There's only one-way to reduce body fat: you must create a calorie deficit. But oversimplifying the way we think about calorie-counting diets or calorie-consuming exercise isn't the way to accomplish that. Instead, by far the most effective approach is emphasising optimal nutrition in combination with improved fitness to build metabolism and encourage the body to burn more calories even while at rest.

When it comes to weight loss, caloric intake does matter. Put too much of anything in your body and it will halt your weight-loss efforts, but calorie cutting alone is not a particularly effective or sustainable approach.
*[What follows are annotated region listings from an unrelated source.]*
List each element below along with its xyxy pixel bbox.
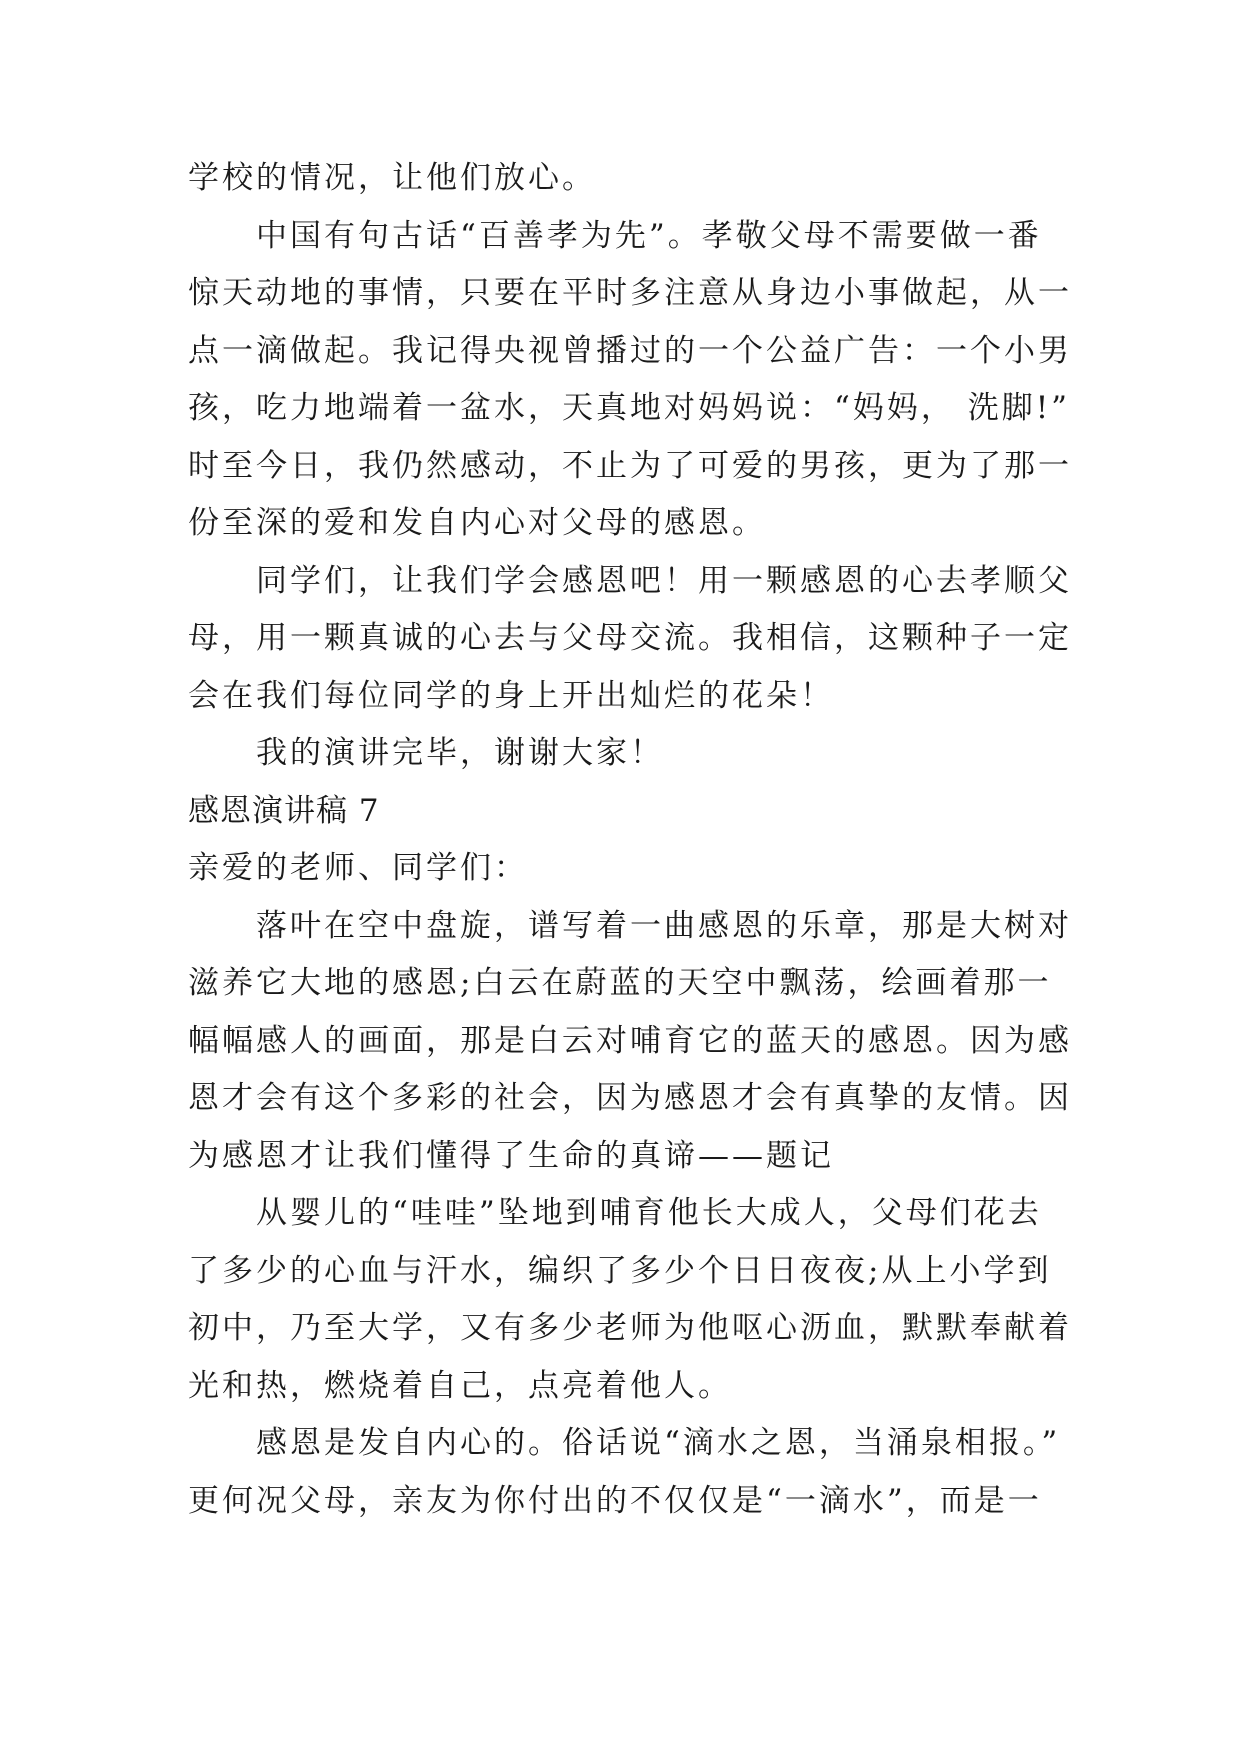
text-line: 更何况父母，亲友为你付出的不仅仅是“一滴水”，而是一 [188,1482,1042,1519]
text-line: 滋养它大地的感恩;白云在蔚蓝的天空中飘荡，绘画着那一 [188,965,1052,1001]
paragraph-first-line: 从婴儿的“哇哇”坠地到哺育他长大成人，父母们花去 [256,1195,1042,1231]
salutation: 亲爱的老师、同学们： [188,850,528,886]
paragraph-first-line: 落叶在空中盘旋，谱写着一曲感恩的乐章，那是大树对 [256,907,1072,944]
text-line: 了多少的心血与汗水，编织了多少个日日夜夜;从上小学到 [188,1252,1052,1289]
text-line: 为感恩才让我们懂得了生命的真谛——题记 [188,1137,834,1174]
section-heading: 感恩演讲稿 7 [188,792,380,829]
text-line: 孩，吃力地端着一盆水，天真地对妈妈说：“妈妈， 洗脚!” [188,390,1071,426]
text-line: 会在我们每位同学的身上开出灿烂的花朵！ [188,677,834,714]
text-line: 恩才会有这个多彩的社会，因为感恩才会有真挚的友情。因 [188,1080,1072,1116]
text-line: 份至深的爱和发自内心对父母的感恩。 [188,505,766,541]
text-line: 幅幅感人的画面，那是白云对哺育它的蓝天的感恩。因为感 [188,1022,1072,1059]
text-line: 点一滴做起。我记得央视曾播过的一个公益广告：一个小男 [188,332,1072,369]
paragraph-first-line: 感恩是发自内心的。俗话说“滴水之恩，当涌泉相报。” [256,1425,1061,1461]
paragraph-first-line: 同学们，让我们学会感恩吧！用一颗感恩的心去孝顺父 [256,562,1072,599]
document-body [188,150,1072,1530]
text-line: 初中，乃至大学，又有多少老师为他呕心沥血，默默奉献着 [188,1310,1072,1346]
text-line: 学校的情况，让他们放心。 [188,160,596,196]
text-line: 惊天动地的事情，只要在平时多注意从身边小事做起，从一 [188,275,1072,311]
paragraph-first-line: 我的演讲完毕，谢谢大家！ [256,735,664,771]
text-line: 光和热，燃烧着自己，点亮着他人。 [188,1367,732,1404]
paragraph-first-line: 中国有句古话“百善孝为先”。孝敬父母不需要做一番 [256,217,1042,254]
text-line: 母，用一颗真诚的心去与父母交流。我相信，这颗种子一定 [188,620,1072,656]
text-line: 时至今日，我仍然感动，不止为了可爱的男孩，更为了那一 [188,447,1072,484]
First, focusing excessively on caloric intake can discourage you from eating enough of the right things: healthy fats, proteins, vegetables and legumes. Fail to provide enough calories and nutrition to support your body's basic needs, and you can actually lower your metabolism, encouraging your body to put on even more weight over time.

If you want to lose weight and keep it off, then you have to emphasise good nutrition first, making sure that the quality of the calories you eat is high and that you are eating enough of the right things to boost your body's energy, vitality and metabolism.

Second, you need to focus equally on the calorie-burning side of the equation, boosting your metabolic rate and building muscle through a well-designed exercise or activity programme. I call this approach "24 E-max" which is simply our shorthand for "maximising 24-hour energy expenditure". The advantage of e-max is that you don't just lose weight, you get stronger, fitter, and you improve your muscle-to-fat ratio in the bargain.

The 4 Factors of 24 E-Max

I'm going to explain how to increase your total calorie expenditure by focusing primarily on two types of formal exercise: weight training and cardio. That, plus a few other neat tricks, will get you burning more calories around the clock. But first, let's look at the bigger picture by reviewing the four major e-max factors: expenditure, efficiency, enjoyability and expandability.

1. The Expenditure Factor

The simple, proven fact of body-fat reduction is that if all else remains equal and you burn more calories, you'll lose more body fat. This makes total daily energy expenditure the most critical of the four factors.

There's been a great deal of hype in recent years on what type of stored fuel your body burns ? fat or carbohydrate ? during various types of activity. In my view, there's not much point in worrying about the type of fuel burned, how it's burned or when you burn it because, in practical terms, it just doesn't have much effect on your end results. What matters is overall energy expenditure.

While low-intensity exercise burns more fat during the workout, it doesn't burn as many total calories. When you exercise at a higher intensity, you burn more carbohydrates than fat for fuel during the workout, but you burn far more calories and, therefore, more fat overall.

Fat oxidation does matter, but if you burn more carbohydrates during your workout, your body compensates over 24 hours and burns more fat later in the day, so it appears to be a wash. At the end of the day, all the calories you burned might best be considered together as one big pool of energy. The goal is to burn as many calories as you can all day long ? and keep that up consistently over time.